1. A film from Israel? A story of Palestine? Bedouin village? The situation of the 21st-century?
2. The impact of the locations, the highways, train lines, the roads off-track to the Bedouin village, the desert, the town? And the city sequences? The musical score?
3. The introduction to Layla, with her father, driving, the result in the exams, his displeasure? Transporting the bed? Her father’s marriage to the younger wife? The presence of his first wife, working hard, not allowing him into the house because of the women, putting the bed together, organising the celebrations, the young bride, her dress, entering?
4. The house, lavish, the household, the rule of the father, the mother to work, hospitality, meals, the washing? Introducing herself to the new bride? Her relationship with her daughters?
5. Layla, seeing the young man, wanting to marry? Her mother’s severe reaction? Meeting the young man, his decision to visit? The mother hiding him? Meeting the father and his severe reaction? The father and his plan for Layla to marry his choice?
6. The mother, her experience, with her husband, leaving, going to live with her mother, taking her daughters? Layla’s visit, the confrontation with her grandmother?
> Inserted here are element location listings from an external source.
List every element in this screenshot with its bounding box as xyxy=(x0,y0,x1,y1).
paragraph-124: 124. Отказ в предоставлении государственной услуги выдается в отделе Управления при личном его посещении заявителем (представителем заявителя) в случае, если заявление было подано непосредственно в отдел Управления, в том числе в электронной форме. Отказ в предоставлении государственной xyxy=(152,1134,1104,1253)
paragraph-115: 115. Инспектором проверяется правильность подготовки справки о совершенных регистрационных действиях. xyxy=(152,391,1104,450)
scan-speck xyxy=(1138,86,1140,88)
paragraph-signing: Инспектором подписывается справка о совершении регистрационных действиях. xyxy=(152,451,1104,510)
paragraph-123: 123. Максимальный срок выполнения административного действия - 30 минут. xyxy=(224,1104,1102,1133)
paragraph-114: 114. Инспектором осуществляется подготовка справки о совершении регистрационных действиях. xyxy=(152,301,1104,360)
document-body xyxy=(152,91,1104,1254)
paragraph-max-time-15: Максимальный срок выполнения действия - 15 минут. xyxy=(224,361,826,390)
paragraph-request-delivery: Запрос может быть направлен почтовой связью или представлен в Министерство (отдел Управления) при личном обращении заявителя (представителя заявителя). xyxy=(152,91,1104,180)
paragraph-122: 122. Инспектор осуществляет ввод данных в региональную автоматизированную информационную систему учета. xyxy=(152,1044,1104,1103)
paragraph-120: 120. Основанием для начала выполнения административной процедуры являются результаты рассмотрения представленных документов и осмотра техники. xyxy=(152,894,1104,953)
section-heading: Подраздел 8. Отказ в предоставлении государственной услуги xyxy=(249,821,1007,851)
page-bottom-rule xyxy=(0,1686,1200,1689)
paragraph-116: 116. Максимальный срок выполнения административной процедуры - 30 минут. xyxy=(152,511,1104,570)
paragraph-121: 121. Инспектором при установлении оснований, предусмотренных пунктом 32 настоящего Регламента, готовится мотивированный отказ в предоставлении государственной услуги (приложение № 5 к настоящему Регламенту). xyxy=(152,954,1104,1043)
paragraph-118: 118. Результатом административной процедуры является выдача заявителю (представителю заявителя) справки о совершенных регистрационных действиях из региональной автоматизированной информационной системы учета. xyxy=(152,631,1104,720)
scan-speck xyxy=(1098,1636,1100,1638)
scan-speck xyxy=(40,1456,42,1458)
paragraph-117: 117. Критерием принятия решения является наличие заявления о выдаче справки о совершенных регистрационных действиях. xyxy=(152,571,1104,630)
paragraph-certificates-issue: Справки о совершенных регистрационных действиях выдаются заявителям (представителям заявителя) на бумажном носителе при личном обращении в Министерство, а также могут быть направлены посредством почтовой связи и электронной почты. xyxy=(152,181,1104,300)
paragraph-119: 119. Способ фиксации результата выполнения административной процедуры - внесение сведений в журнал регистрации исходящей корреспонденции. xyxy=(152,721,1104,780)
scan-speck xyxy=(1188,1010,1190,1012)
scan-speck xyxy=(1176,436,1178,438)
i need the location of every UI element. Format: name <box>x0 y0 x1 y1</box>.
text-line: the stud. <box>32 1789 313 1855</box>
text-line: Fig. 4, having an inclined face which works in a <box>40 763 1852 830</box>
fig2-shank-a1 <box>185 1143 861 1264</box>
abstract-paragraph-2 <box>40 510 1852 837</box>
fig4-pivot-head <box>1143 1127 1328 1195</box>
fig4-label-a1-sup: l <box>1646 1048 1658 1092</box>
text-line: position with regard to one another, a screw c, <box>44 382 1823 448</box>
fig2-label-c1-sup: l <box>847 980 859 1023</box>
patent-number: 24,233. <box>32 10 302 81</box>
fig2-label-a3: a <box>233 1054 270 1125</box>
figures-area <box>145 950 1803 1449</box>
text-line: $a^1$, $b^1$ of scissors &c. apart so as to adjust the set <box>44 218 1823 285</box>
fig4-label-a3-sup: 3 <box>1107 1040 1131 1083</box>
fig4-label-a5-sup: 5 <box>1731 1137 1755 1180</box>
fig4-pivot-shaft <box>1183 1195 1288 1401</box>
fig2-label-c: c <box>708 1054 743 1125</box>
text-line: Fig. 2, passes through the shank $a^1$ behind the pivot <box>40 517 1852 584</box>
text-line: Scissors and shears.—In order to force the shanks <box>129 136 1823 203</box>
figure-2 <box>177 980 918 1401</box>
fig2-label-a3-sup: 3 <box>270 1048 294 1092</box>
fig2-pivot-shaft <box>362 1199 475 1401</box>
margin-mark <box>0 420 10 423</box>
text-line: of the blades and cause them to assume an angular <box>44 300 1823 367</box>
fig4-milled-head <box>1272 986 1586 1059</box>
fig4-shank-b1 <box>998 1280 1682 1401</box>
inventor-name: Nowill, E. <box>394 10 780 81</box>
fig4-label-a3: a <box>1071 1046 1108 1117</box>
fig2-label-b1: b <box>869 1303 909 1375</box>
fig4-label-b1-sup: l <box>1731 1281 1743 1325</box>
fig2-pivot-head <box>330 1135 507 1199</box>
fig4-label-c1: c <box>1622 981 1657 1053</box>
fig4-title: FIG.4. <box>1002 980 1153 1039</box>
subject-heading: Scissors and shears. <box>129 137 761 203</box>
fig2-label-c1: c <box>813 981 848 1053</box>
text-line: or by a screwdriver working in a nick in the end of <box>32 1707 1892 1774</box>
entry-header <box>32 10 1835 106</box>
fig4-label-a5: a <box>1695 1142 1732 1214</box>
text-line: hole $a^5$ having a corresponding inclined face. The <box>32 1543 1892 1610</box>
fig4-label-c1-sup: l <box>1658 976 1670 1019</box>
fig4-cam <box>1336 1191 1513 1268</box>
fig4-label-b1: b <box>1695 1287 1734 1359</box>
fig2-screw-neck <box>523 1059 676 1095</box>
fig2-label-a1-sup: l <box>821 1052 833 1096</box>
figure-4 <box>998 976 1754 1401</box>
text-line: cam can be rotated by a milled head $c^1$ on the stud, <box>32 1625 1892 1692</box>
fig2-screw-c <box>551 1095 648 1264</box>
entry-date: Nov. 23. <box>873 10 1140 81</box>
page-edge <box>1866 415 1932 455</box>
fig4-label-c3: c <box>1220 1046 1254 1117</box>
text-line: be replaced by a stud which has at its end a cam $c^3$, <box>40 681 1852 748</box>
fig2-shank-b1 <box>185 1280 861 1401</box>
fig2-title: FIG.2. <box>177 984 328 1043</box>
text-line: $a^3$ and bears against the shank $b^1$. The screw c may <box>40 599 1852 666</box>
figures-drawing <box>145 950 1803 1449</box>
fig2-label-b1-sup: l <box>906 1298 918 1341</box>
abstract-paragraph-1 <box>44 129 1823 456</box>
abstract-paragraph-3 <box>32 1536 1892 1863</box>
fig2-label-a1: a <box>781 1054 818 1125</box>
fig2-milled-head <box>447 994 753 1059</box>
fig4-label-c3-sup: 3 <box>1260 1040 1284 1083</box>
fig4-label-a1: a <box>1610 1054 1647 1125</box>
7. The father, with the men, the planned husband? Layla, upset, dragging down the washing? With the new wife, getting the groceries, leaving? Driving to her mother?
8. The new wife, the mischievous little girl who wore jeans, playing, watching the young wife collapsing on the bed?
9. The final sequence, the young girl, watching the young bride – and leaving it to the audience to ponder?
10. The film immersing its audience in the location, with the characters, and with the issues of men and women in the Bedouin village?